As expected, the Federal Open Market Committee kept the federal funds rate unchanged in its policy statement on June 12, in a range between 5.25% and 5.50%.
After rapidly cutting the fed funds rate to essentially zero in the aftermath of the pandemic, the FOMC increased the fed funds rate to its current level from early 2022 to mid-2023. This FOMC meeting included the release of the Summary of Economic Projections (SEP), or “dot plot.”
According to the dot plot, four FOMC participants expect no cut in the fed funds rate this year, seven expect one 25 basis-point cut, and eight expect a cumulative 50 basis-point cut this year (presumably two 25 basis-point cuts). This is a change from the previous dot plot, on March 20, when the committee was about evenly divided between three or more cuts (10 participants) and two or fewer cuts (9 participants).

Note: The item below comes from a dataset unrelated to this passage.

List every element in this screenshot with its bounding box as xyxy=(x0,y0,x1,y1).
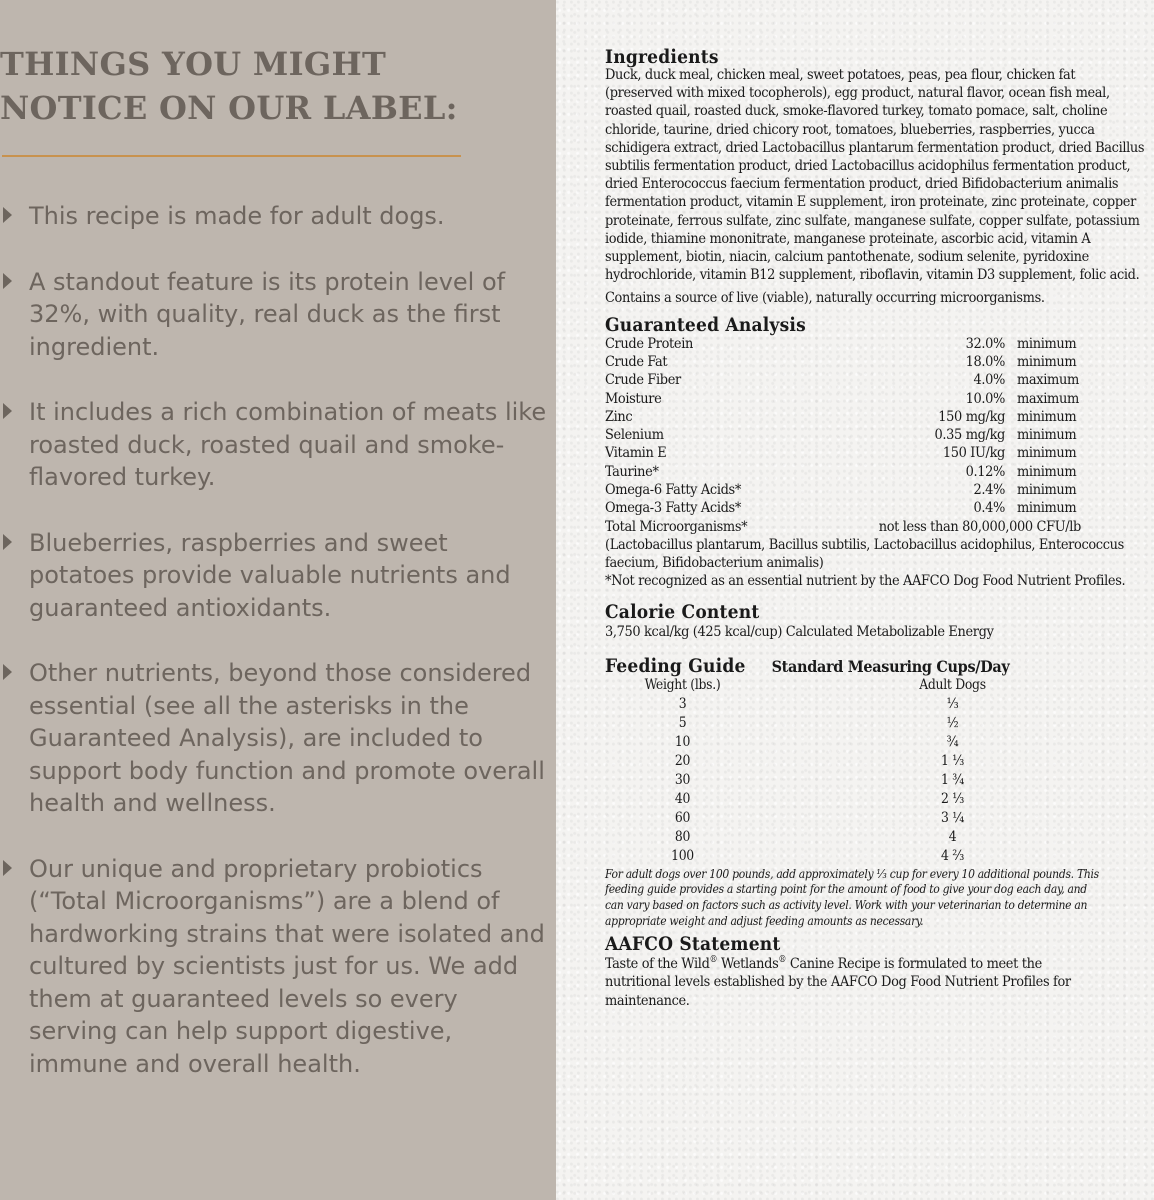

The June 12 SEP had the median fed funds rate at 4.1% at the end of 2025, up from 3.9% in the March SEP, suggesting four 25 basis-point rate cuts next year. In his post-meeting press conference, Federal Reserve Chair Jerome Powell noted that fifteen of the FOMC participants were clustered around one or two rate cuts this year, indicating that the FOMC does expect to cut the fed funds rate in 2024.
The U.S. economy added 272,000 jobs in May, according to a survey of employers from the Bureau of Labor Statistics. There was a combined downward revision to employment in March and April of 15,000. Over the past three months the U.S. economy has added an average of 250,000 jobs per month, the same pace as in all of 2023.
After 27 straight months of being below 4%, the unemployment rate increased slightly in May to 4.0%, from 3.9% in April and 3.8% in March. The labor force participation rate, the share of adults in the labor force, fell to 62.5% in May from 62.7% in April. The labor force participation rate has been consistently below the pre-pandemic 63%+ rate, contributing to the ongoing tight labor market.
Average hourly earnings rose 0.4% in May from April, after a 0.2% increase in April. On a year-ago basis average hourly earnings were up 4.1% in May, an acceleration from 3.9% growth in April. This pace of wage growth is somewhat higher than is consistent with the Fed’s 2% inflation target.
Real GDP increased 1.4% at an annualized rate in the first quarter of 2024, according to the third estimate from the Bureau of Economic Analysis. Growth was reported at 1.6% in the advance estimate, and 1.3% in the second estimate. (The third estimate was released after PNC prepared its June forecast.) Real GDP growth slowed from a 3.4% increase in the fourth quarter of 2023 and 4.9% in the third quarter.
Economic growth in the first quarter came from solid gains in consumer spending, business fixed investment, investment in housing, and government. Trade and inventories were drags on growth in the first quarter. Real final sales of domestic product—GDP minus the change in inventories, which measures demand for U.S.-produced goods and services—rose 1.8% annualized in the first quarter.